A recent research report by the State Bank of India (SBI) shows that India has done a relatively good job of managing inflation compared to advanced economies like the USA, Germany, and France. The report points out that India’s inflation-targeting regime has been successful, which is also a coordinated action between the government, the Reserve Bank of India (RBI), and banks.
The SBI report elaborates on the reasons for the relative success of inflation management in India during the last decade, highlighting various factors: Government initiatives, proactive roles of the RBI, and banks collectively helped in this regard; thus, India has achieved better policy transmission and effective control of inflation.
The report points out that deviations of India from its inflation targets remained relatively minimal between 2021 and 2024. When most of the other global economies went through higher inflationary pressures. In the period under reference, India recorded one of the lowest deviations from its inflation targets. Indicating how good its inflation control policies had been. This is attributed majorly to the coordination between the RBI and the central government.
The report highlights that India’s inflation targeting regime operates more effectively than those of advanced economies like the USA and Germany. This effectiveness stems from the coordination of monetary and fiscal policies. Especially during the pandemic, which significantly contributed to price stability. This synchronization allowed India to manage inflationary pressures effectively, unlike many other economies.
The report also addresses issues with India’s pre-inflation targeting regime. Before adopting inflation targeting, India faced several challenges in monetary policy transmission. These included long-standing fiscal dominance, a large informal sector, substantial informal financing, and inefficiencies in how banks priced their loan products.
Nevertheless, the report asserts that the RBI’s inflation targeting has successfully anchored inflation expectations, despite high food inflation. It rejects the notion that headline inflation should exclude food prices, considering this view as counterfactual. Instead, the success of the RBI in reining in inflation, despite the volatility in food prices, has arrested the spillover of food inflation to core inflation.
The report also puts in limelight the importance of unequivocal, swift communication by the RBI on its inflation target at 4%. This unequivocal commitment has been key in anchoring inflation expectations and stabilizing the inflationary trends in the broader economy. This reinforcement supports the anchoring of the above target and allows conducting monetary policy. Both in averting inflationary pressures and in sustaining overall economic stability.
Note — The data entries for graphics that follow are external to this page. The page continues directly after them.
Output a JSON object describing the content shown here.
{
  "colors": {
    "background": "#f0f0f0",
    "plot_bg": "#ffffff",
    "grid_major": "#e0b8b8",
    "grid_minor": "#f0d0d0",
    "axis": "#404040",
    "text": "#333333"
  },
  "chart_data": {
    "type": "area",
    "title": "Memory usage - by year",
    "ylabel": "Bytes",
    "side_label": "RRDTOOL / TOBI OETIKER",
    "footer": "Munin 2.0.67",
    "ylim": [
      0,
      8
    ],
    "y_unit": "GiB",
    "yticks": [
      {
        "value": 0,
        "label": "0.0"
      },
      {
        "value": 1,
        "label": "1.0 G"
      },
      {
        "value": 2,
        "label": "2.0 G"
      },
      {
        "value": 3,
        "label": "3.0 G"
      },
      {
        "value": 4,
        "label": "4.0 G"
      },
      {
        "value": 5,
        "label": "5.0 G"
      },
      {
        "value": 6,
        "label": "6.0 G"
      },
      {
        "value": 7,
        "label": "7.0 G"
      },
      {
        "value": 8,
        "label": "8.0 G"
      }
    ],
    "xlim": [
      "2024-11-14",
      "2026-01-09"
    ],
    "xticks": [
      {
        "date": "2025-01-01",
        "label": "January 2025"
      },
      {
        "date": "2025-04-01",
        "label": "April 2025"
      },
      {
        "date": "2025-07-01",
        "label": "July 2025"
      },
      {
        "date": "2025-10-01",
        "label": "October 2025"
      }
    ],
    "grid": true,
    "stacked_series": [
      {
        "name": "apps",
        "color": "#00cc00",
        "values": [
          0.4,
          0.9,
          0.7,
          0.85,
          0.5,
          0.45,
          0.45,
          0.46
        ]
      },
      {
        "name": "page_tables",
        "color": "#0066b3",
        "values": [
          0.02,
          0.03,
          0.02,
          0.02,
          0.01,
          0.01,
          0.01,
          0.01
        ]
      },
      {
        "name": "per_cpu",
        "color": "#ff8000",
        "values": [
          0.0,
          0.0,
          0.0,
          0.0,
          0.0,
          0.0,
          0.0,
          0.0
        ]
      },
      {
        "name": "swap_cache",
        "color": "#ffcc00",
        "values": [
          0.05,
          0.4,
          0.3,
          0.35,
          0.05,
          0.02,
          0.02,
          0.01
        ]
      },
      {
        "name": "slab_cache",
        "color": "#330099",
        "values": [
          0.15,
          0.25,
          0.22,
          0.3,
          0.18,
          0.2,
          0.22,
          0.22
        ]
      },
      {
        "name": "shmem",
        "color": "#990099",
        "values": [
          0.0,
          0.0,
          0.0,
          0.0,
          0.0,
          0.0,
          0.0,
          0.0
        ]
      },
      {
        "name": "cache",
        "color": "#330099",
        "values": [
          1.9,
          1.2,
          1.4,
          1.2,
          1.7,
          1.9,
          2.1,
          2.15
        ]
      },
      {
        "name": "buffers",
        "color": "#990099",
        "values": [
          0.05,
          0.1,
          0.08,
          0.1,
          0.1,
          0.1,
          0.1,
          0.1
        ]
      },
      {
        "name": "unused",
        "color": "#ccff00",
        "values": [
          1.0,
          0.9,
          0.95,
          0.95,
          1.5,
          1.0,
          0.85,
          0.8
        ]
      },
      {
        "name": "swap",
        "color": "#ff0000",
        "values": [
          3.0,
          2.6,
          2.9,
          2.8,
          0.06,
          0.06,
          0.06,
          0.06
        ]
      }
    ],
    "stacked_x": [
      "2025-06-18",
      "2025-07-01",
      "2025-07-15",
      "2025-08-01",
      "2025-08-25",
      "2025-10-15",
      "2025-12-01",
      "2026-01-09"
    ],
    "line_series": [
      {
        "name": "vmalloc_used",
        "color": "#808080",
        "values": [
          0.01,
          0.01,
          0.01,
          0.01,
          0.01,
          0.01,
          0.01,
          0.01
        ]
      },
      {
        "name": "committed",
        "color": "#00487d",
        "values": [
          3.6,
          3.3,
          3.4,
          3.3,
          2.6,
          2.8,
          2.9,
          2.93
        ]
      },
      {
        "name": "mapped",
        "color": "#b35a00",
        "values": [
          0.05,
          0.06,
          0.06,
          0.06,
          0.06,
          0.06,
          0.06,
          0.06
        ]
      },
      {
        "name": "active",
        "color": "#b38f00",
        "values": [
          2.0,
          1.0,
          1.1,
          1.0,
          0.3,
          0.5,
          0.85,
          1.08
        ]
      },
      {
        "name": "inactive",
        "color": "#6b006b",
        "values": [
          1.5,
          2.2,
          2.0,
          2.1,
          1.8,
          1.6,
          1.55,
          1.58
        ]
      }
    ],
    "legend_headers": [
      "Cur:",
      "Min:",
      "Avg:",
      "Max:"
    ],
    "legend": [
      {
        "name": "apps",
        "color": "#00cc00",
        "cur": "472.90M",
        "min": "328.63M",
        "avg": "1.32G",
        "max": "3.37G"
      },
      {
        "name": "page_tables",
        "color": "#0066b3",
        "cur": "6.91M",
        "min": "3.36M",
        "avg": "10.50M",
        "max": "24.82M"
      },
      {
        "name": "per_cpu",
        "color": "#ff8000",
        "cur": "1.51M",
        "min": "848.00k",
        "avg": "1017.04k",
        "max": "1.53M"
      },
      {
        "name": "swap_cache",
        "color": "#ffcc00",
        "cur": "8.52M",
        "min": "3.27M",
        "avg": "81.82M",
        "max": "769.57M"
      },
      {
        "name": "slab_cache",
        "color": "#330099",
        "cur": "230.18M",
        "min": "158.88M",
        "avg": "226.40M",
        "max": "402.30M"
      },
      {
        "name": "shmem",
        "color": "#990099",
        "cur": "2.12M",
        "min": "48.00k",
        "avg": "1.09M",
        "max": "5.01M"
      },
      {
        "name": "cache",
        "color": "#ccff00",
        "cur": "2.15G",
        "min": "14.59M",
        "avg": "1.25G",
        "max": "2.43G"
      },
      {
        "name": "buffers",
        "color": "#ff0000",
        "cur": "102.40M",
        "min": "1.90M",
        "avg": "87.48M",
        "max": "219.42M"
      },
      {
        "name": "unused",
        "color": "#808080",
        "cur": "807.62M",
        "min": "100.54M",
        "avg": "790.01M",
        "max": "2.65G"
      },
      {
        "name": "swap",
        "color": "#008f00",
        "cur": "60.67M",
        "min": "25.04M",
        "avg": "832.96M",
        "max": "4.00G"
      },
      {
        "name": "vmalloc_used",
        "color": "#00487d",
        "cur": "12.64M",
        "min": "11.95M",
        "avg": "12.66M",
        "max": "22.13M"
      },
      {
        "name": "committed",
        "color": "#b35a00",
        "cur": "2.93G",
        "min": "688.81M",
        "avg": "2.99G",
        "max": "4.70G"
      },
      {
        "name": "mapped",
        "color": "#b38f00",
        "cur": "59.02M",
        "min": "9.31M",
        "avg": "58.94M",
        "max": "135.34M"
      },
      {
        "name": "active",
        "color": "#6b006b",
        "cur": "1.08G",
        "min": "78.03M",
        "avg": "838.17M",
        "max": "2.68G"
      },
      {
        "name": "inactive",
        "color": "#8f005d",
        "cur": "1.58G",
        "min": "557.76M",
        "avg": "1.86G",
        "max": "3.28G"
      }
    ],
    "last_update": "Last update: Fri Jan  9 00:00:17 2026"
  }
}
In essence, the SBI report reinforces the effectiveness of India’s monetary policy framework. The report zeroes in on India’s successful inflation management in the context of the global inflationary pressures. Faced by advanced economies such as the US and Germany. A combination of effective inflation targeting and the synchronization of policy has placed India in a strong position. Vis-à-vis managing inflation in difficult economic circumstances.